Все мои рассказы проистекают из вопросов, которые я задавала себе о ранних годах своей жизни. Однако не могу утверждать, что, препарируя собственную жизнь и облекая ее в художественную форму, я как бы складывала пазлы, хоть и вынуждена признаться: отдельные детальки этих «пазлов» я все же по-своему переставляла. Я выросла в деревне на севере Англии, на самой границе Скалистого края, в графстве Дербишир, где происходит действие моего романа «Фладд» (Fludd). Собственно, это была даже не деревня, а промышленный поселок с несколькими почерневшими от сажи текстильными фабриками и крутыми улочками, сплошь застроенными рядами стандартных холодных домов, столь характерных для рабочих районов Англии. Мои предки, как и предки многих местных жителей, прибыли из Ирландии в поисках работы, и, хотя ко времени моего появления на свет кровопролитных сражений на улицах уже практически не возникало, все же первое, что тебе становилось известно о каждом из твоих соседей, это его вероисповедание. Моральное состояние и нравы представителей римско-католического меньшинства в высшей степени подробно освещались священниками во время проповедей, а в итоге всеми нами, и протестантами, и католиками, руководили слухи и сплетни.

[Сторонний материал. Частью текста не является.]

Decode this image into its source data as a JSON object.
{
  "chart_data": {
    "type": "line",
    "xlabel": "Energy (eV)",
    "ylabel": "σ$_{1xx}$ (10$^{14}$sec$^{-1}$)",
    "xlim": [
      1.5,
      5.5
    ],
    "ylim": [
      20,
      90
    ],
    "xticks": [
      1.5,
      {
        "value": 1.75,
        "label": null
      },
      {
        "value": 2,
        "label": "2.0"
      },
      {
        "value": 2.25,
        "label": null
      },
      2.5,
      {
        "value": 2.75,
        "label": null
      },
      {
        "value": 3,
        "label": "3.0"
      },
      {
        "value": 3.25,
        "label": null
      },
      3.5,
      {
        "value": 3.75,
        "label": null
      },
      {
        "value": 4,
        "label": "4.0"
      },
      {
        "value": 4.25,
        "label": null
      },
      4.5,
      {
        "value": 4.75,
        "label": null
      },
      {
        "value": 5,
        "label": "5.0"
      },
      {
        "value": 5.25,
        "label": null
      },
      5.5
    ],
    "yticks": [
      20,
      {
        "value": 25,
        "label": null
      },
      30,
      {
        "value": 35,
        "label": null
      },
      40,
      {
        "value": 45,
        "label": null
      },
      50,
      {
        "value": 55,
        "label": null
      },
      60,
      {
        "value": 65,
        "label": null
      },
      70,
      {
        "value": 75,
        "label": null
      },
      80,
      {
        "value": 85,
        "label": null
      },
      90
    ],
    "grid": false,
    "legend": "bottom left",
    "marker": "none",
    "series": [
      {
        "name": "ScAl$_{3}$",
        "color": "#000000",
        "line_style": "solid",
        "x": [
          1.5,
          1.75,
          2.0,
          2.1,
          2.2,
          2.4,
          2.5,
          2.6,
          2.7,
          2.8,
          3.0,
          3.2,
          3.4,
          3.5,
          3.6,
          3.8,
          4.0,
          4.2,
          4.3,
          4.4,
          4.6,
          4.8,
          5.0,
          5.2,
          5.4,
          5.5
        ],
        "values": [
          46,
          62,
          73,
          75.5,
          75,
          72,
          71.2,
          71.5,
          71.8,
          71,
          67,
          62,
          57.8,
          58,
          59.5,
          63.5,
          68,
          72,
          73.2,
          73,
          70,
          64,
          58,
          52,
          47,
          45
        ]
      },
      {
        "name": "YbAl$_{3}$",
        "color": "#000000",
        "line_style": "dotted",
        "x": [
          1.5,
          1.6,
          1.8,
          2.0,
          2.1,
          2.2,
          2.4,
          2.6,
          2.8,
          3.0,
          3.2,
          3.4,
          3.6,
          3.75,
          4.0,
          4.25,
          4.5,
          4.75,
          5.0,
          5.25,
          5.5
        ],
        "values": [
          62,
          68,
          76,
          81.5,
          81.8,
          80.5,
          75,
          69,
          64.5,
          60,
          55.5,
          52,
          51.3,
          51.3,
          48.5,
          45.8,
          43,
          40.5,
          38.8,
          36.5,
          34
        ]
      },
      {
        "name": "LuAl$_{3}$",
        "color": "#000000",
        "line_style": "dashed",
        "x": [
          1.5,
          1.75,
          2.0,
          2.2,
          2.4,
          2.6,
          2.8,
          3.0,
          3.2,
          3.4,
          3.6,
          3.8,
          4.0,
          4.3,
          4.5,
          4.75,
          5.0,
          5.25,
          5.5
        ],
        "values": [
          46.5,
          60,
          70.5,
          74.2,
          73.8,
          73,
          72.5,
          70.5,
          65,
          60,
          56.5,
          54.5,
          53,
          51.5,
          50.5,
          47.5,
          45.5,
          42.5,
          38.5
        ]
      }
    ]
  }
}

Несмотря на то внимание, которое католики уделяют вопросам морали, моя мать – мне тогда было лет семь – позволила собственному любовнику поселиться у нас в доме. И в итоге года четыре я прожила как бы с двумя отцами. Ситуация в целом сложилась настолько необычная, что если бы я поместила ее в рассказ, так сказать, «во всей красе», то она попросту выдавила бы оттуда все прочие элементы сюжета. А потому в моих рассказах «гости» превращаются в «отцов», а брошенные отцы убегают из дома, растворяясь в голубой дали, и все эти персонажи существуют в некоем странном переплетении судеб, точно голоса фуги. Никто из этих персонажей моим настоящим отцом не является, зато все они как бы позволяют другим персонажам и другим нитям сюжета существовать рядом с ними внутри одного повествования. Так что автобиографическими я бы эти рассказы не назвала; скорее уж их можно назвать автоскопическими, ибо они дают мне возможность и даже простор для выражения моих собственных воззрений. Оглядываясь назад – с приличного, надо сказать, расстояния и как бы сверху, – я, точнее мое писательское «я», вижу себя как какое‐то существо, уменьшившееся до размеров ракушки и ждущее, когда его наполнят плотью фраз. Очертания этой «ракушки» приблизительно совпадают с очертаниями моего тела, однако ее как бы окружает некая полутень, penumbra, оставляющая возможность для обсуждения и переоценки.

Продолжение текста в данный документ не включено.